Saturn has an equatorial diameter of 120,536 km and a pole diameter of 108,728 km. So for the semi-axes and . The mass of Saturn is about 5.683 · 10 26 kg. This results in: ${\ displaystyle a = 60268 \ \ mathrm {km}}$${\ displaystyle c = 54364 \ \ mathrm {km}}$

• Volume :${\ displaystyle V = {\ frac {4} {3}} \ cdot \ pi \ cdot a ^ {2} \ cdot c = {\ frac {4} {3}} \ cdot \ pi \ cdot (60268 \ \ mathrm {km}) ^ {2} \ cdot 54364 \ \ mathrm {km} \ approx 8 {,} 2713 \ cdot 10 ^ {14} \ \ mathrm {km ^ {3}}}$
That's about 764 times the volume of the earth.
• Medium density :${\ displaystyle \ rho = {\ frac {m} {V}} = {\ frac {5 {,} 683 \ cdot 10 ^ {26} \ \ mathrm {kg}} {8 {,} 2713 \ cdot 10 ^ {14} \ \ mathrm {km ^ {3}}}} = {\ frac {5 {,} 683 \ cdot 10 ^ {26} \ \ mathrm {kg}} {8 {,} 2713 \ cdot 10 ^ { 23} \ \ mathrm {m ^ {3}}}} \ approx 687 \ \ mathrm {kg} / \ mathrm {m ^ {3}}}$
Overall, Saturn has a slightly lower density than water under standard conditions .
• Surface :${\ displaystyle A \ approx 4 \ cdot \ pi \ cdot \ left ({\ frac {(a \ cdot b) ^ {\ frac {8} {5}} + (a \ cdot c) ^ {\ frac {8 } {5}} + (b \ cdot c) ^ {\ frac {8} {5}}} {3}} \ right) ^ {\ frac {5} {8}} = 4 \ cdot \ pi \ cdot \ left ({\ frac {(60268 \ \ mathrm {km} \ cdot 60268 \ \ mathrm {km}) ^ {\ frac {8} {5}} + (60268 \ \ mathrm {km} \ cdot 54364 \ \ mathrm {km}) ^ {\ frac {8} {5}} + (60268 \ \ mathrm {km} \ cdot 54364 \ \ mathrm {km}) ^ {\ frac {8} {5}}} {3} } \ right) ^ {\ frac {5} {8}} \ approx 4 {,} 27 \ cdot 10 ^ {10} \ \ mathrm {km ^ {2}}}$
That's about 84 times as much as the surface of the earth.

### Rugby ball

A rugby ball is around 280 millimeters long and has a diameter of around 200 millimeters on the minor axis . So for the semi-axes and . The mass of a rugby ball is around 400 grams.
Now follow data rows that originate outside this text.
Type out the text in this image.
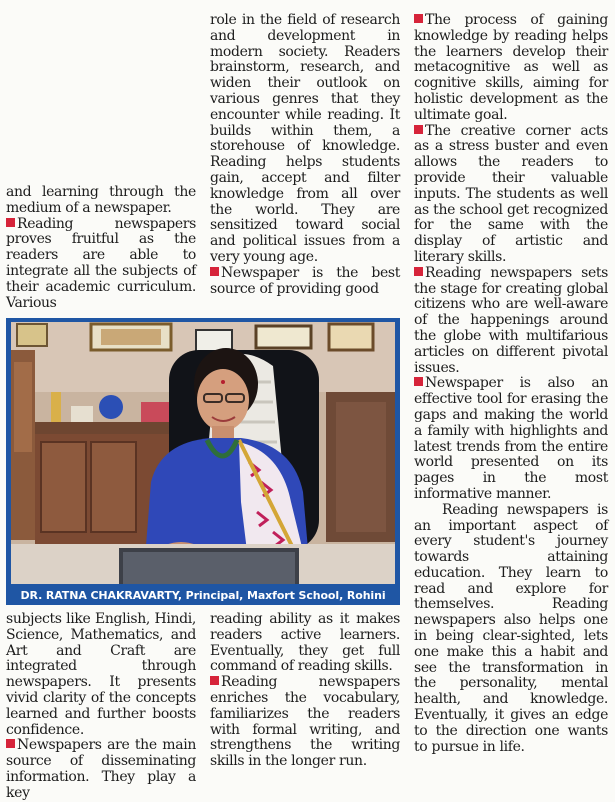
and learning through the medium of a newspaper.

Reading newspapers proves fruitful as the readers are able to integrate all the subjects of their academic curriculum. Various

role in the field of research and development in modern society. Readers brainstorm, research, and widen their outlook on various genres that they encounter while reading. It builds within them, a storehouse of knowledge. Reading helps students gain, accept and filter knowledge from all over the world. They are sensitized toward social and political issues from a very young age.

Newspaper is the best source of providing good

The process of gaining knowledge by reading helps the learners develop their metacognitive as well as cognitive skills, aiming for holistic development as the ultimate goal.

The creative corner acts as a stress buster and even allows the readers to provide their valuable inputs. The students as well as the school get recognized for the same with the display of artistic and literary skills.

Reading newspapers sets the stage for creating global citizens who are well-aware of the happenings around the globe with multifarious articles on different pivotal issues.

Newspaper is also an effective tool for erasing the gaps and making the world a family with highlights and latest trends from the entire world presented on its pages in the most informative manner.

Reading newspapers is an important aspect of every student's journey towards attaining education. They learn to read and explore for themselves. Reading newspapers also helps one in being clear-sighted, lets one make this a habit and see the transformation in the personality, mental health, and knowledge. Eventually, it gives an edge to the direction one wants to pursue in life.

DR. RATNA CHAKRAVARTY, Principal, Maxfort School, Rohini

subjects like English, Hindi, Science, Mathematics, and Art and Craft are integrated through newspapers. It presents vivid clarity of the concepts learned and further boosts confidence.

Newspapers are the main source of disseminating information. They play a key

reading ability as it makes readers active learners. Eventually, they get full command of reading skills.

Reading newspapers enriches the vocabulary, familiarizes the readers with formal writing, and strengthens the writing skills in the longer run.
This results in: ${\ displaystyle a = 100 \ \ mathrm {mm}}$${\ displaystyle c = 140 \ \ mathrm {mm}}$

• Volume :${\ displaystyle V = {\ frac {4} {3}} \ cdot \ pi \ cdot a ^ {2} \ cdot c = {\ frac {4} {3}} \ cdot \ pi \ cdot (100 \ \ mathrm {mm}) ^ {2} \ cdot 140 \ \ mathrm {mm} \ approx 5 {,} 86 \ cdot 10 ^ {6} \ \ mathrm {mm ^ {3}} = 5 {,} 86 \ cdot 10 ^ {- 3} \ \ mathrm {m ^ {3}}}$
• Medium density :${\ displaystyle \ rho = {\ frac {m} {V}} = {\ frac {400 \ \ mathrm {g}} {5 {,} 86 \ cdot 10 ^ {- 3} \ \ mathrm {m ^ { 3}}}} = {\ frac {0 {,} 4 \ \ mathrm {kg}} {5 {,} 86 \ cdot 10 ^ {- 3} \ \ mathrm {m ^ {3}}}} \ approx 68 \ \ mathrm {kg} / \ mathrm {m ^ {3}}}$

In contrast to golf balls, rugby balls float on the water.